Some extra context on why I'm particularly interested in datahike: I'm developing an app which will likely need heavy real-time syncing capabilities for web/mobile clients and I'm investigating whether the datomic model is a good tool to solve that problem (e.g. sync with clients based on tailing the transaction log). We're also investigating solutions in the realm of CRDTs, particularly but not limited to text data, and I'm trying to understand the potential approaches to this.

whilo21:03:02

Yes, your understanding is correct. The transactor/writer we provide now is datahike-server, which is basically a REST interface to datahike.api . The necessary glue code to send transactions to it is here https://github.com/replikativ/datahike-server-transactor, but that could also send to a kafka writer or some other event log which does the writing to the database.

whilo21:03:24

How important is Redis to you?

whilo21:03:58

I can write a backend for you in a few hours, it is just good for me to know in which conditions it is being used.

whilo21:03:21

Regarding CRDTs, you are probably aware that replikativ is a CRDT system. It does not have a text CRDT, but we have conceptualized a CRDT for databases operating on entity level. It would be possible to use replikativ for the event log and let it manipulate local Datahike instances to reflect the local CRDT state. Concretely we suggest to use an OR-Map for entities with either manual or compatible idempotent and commutative merge functions. Depending on your needs, if you can provide such a merge function for text it might also generalize to your setup. A lot also depends on how often you write ofc. Replikativ is optimized, but not as much as Automerge is.

whilo21:03:36

But this is probably not what you have in mind.

whilo07:03:06

I added a konserve backend for redis https://github.com/replikativ/konserve-redis and have the code for Datahike as well, but I still need to test it.

fuad12:03:32

Text CRDTs are pretty tricky, especially rich text ones, which is what I'm interested in.

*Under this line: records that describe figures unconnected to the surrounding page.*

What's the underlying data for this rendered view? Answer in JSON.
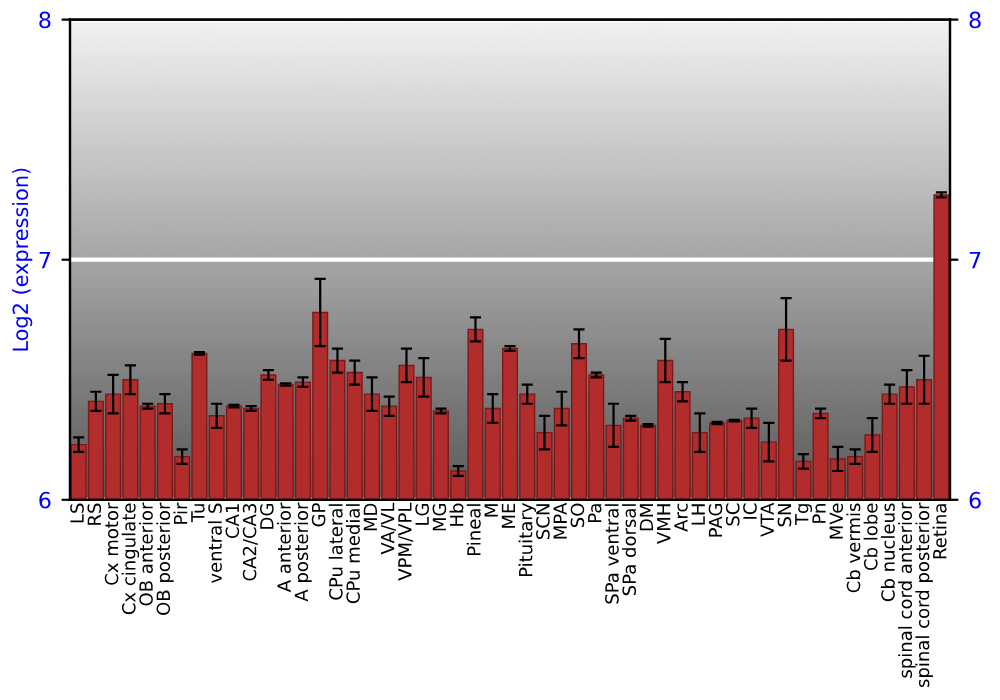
{
  "chart_data": {
    "type": "bar",
    "ylabel": "Log2 (expression)",
    "categories": [
      "LS",
      "RS",
      "Cx motor",
      "Cx cingulate",
      "OB anterior",
      "OB posterior",
      "Pir",
      "Tu",
      "ventral S",
      "CA1",
      "CA2/CA3",
      "DG",
      "A anterior",
      "A posterior",
      "GP",
      "CPu lateral",
      "CPu medial",
      "MD",
      "VA/VL",
      "VPM/VPL",
      "LG",
      "MG",
      "Hb",
      "Pineal",
      "M",
      "ME",
      "Pituitary",
      "SCN",
      "MPA",
      "SO",
      "Pa",
      "SPa ventral",
      "SPa dorsal",
      "DM",
      "VMH",
      "Arc",
      "LH",
      "PAG",
      "SC",
      "IC",
      "VTA",
      "SN",
      "Tg",
      "Pn",
      "MVe",
      "Cb vermis",
      "Cb lobe",
      "Cb nucleus",
      "spinal cord anterior",
      "spinal cord posterior",
      "Retina"
    ],
    "values": [
      6.23,
      6.41,
      6.44,
      6.5,
      6.39,
      6.4,
      6.18,
      6.61,
      6.35,
      6.39,
      6.38,
      6.52,
      6.48,
      6.49,
      6.78,
      6.58,
      6.53,
      6.44,
      6.39,
      6.56,
      6.51,
      6.37,
      6.12,
      6.71,
      6.38,
      6.63,
      6.44,
      6.28,
      6.38,
      6.65,
      6.52,
      6.31,
      6.34,
      6.31,
      6.58,
      6.45,
      6.28,
      6.32,
      6.33,
      6.34,
      6.24,
      6.71,
      6.16,
      6.36,
      6.17,
      6.18,
      6.27,
      6.44,
      6.47,
      6.5,
      7.27
    ],
    "errors": [
      0.03,
      0.04,
      0.08,
      0.06,
      0.01,
      0.04,
      0.03,
      0.005,
      0.05,
      0.005,
      0.01,
      0.02,
      0.005,
      0.02,
      0.14,
      0.05,
      0.05,
      0.07,
      0.04,
      0.07,
      0.08,
      0.01,
      0.02,
      0.05,
      0.06,
      0.01,
      0.04,
      0.07,
      0.07,
      0.06,
      0.01,
      0.09,
      0.01,
      0.005,
      0.09,
      0.04,
      0.08,
      0.005,
      0.003,
      0.04,
      0.08,
      0.13,
      0.03,
      0.02,
      0.05,
      0.03,
      0.07,
      0.04,
      0.07,
      0.1,
      0.01
    ],
    "color": "#b22c2c",
    "ylim": [
      6,
      8
    ],
    "yticks": [
      6,
      7,
      8
    ],
    "y2lim": [
      6,
      8
    ],
    "y2ticks": [
      6,
      7,
      8
    ],
    "grid": "y",
    "legend": false
  }
}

Neither automerge nor y.js have cracked it yet, but I'm keeping an eye on what they're doing. For now I'm handling text in a much simpler way and it has been working ok.

fuad12:03:42

I am however interested in having the realtime sync for other parts of the application which don't involve text directly (other entities and data structures). For this I am investigating possible approaches and this seems to be a more trivial problem. CRDTs are an option but I need to understand how they compare to more conventional solutions. I need to educate myself a bit more on replikativ. I have watched some of the conference talks but I'll read the website to make sure I fully understand how it works. Let me know if there are any additional resources.

whilo18:03:35

Here is an example of how we coupled replikativ with datascript in the browser https://github.com/replikativ/topiq/blob/master/src/topiq/core.cljs#L156. Instead of using CDVCS, I would use an OR-Map with entries for each entity and resolve conflicts on that level. But this really depends on which granularity you want to model conflicts. The large the things that needed to updated consistently the more conflicts you get. Entities seem to be a reasonable level (compared to Datoms, or multiple entities).